In a few publications, that record received rave notices. But in the absence of interviews with the group’s members, or promotional tours, there wasn’t much to move the story on. The album’s reputation (salient remark: “It created its own world”) spread by word of mouth, and in 23 years it has gone on to sell a respectable 50,000 copies. “Slint bands”, who juxtaposed eerie calm with torrential noise, formed in its wake. In the absence of a story, Spiderland has instead acquired a legend, its fans filling the factual vacuum with rumour and inference.

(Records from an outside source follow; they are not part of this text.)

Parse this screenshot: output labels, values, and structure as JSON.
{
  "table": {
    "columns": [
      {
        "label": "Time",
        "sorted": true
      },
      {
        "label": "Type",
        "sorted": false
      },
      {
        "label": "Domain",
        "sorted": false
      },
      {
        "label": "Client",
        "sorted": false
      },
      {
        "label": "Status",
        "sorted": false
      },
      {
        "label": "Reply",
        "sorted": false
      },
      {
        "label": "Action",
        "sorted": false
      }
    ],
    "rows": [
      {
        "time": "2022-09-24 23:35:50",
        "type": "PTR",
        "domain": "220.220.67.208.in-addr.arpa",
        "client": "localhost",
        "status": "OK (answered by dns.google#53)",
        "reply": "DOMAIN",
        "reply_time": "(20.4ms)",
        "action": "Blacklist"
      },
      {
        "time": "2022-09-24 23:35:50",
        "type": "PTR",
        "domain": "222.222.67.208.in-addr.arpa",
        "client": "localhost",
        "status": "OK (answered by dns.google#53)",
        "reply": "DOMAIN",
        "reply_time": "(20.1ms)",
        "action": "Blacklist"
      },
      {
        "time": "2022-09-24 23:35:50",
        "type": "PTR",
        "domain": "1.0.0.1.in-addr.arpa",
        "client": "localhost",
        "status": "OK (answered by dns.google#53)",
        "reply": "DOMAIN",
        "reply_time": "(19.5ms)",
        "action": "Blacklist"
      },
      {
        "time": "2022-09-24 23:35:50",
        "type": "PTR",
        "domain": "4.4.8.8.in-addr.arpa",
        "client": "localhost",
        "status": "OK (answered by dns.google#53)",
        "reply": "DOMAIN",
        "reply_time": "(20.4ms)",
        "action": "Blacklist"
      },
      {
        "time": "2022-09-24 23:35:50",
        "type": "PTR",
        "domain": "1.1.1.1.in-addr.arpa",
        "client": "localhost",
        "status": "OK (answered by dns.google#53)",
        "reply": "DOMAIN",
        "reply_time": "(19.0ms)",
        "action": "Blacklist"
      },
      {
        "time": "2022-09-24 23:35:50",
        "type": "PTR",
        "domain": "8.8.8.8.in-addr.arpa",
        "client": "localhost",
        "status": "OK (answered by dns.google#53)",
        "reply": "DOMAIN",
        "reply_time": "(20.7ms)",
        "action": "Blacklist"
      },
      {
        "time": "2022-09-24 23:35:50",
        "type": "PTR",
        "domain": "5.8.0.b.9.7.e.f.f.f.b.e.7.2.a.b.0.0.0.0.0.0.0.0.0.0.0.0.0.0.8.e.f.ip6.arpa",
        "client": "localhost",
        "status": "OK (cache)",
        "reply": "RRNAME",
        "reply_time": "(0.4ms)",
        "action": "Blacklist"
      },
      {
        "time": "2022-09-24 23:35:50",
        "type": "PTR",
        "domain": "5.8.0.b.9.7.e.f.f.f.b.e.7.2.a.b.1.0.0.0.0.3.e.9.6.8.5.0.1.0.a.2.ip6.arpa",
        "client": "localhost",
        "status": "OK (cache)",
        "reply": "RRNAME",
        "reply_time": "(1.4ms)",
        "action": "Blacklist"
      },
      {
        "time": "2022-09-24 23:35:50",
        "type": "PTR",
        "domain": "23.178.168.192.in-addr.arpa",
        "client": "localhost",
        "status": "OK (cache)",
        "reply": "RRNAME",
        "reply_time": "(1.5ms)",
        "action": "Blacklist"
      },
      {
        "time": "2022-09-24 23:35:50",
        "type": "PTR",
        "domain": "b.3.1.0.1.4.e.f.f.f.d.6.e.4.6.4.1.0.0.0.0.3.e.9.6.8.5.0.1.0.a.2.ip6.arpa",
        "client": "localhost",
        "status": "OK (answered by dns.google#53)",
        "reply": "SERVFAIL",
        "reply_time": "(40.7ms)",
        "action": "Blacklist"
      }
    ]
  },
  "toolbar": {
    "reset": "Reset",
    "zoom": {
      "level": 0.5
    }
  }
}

Slint played contradictory guitar music, keeping rock’s power while dispensing with its conventions. The band retained riffs, quiet/loud dynamics and abrasive guitar noise, all spectacularly handled by David Pajo. To these, they added complex time signatures (Slint’s driving force was their drummer, Britt Walford) and muttered narratives (these the province of Walford and guitarist/singer Brian McMahan). The band’s newest member, Todd Brashear, played bass. Slint didn’t so much redraw the rock map as reassemble the elements of its landscape. At the time, people called this “post-rock”. These days, the spartan nature of the music can make it sound post-apocalyptic.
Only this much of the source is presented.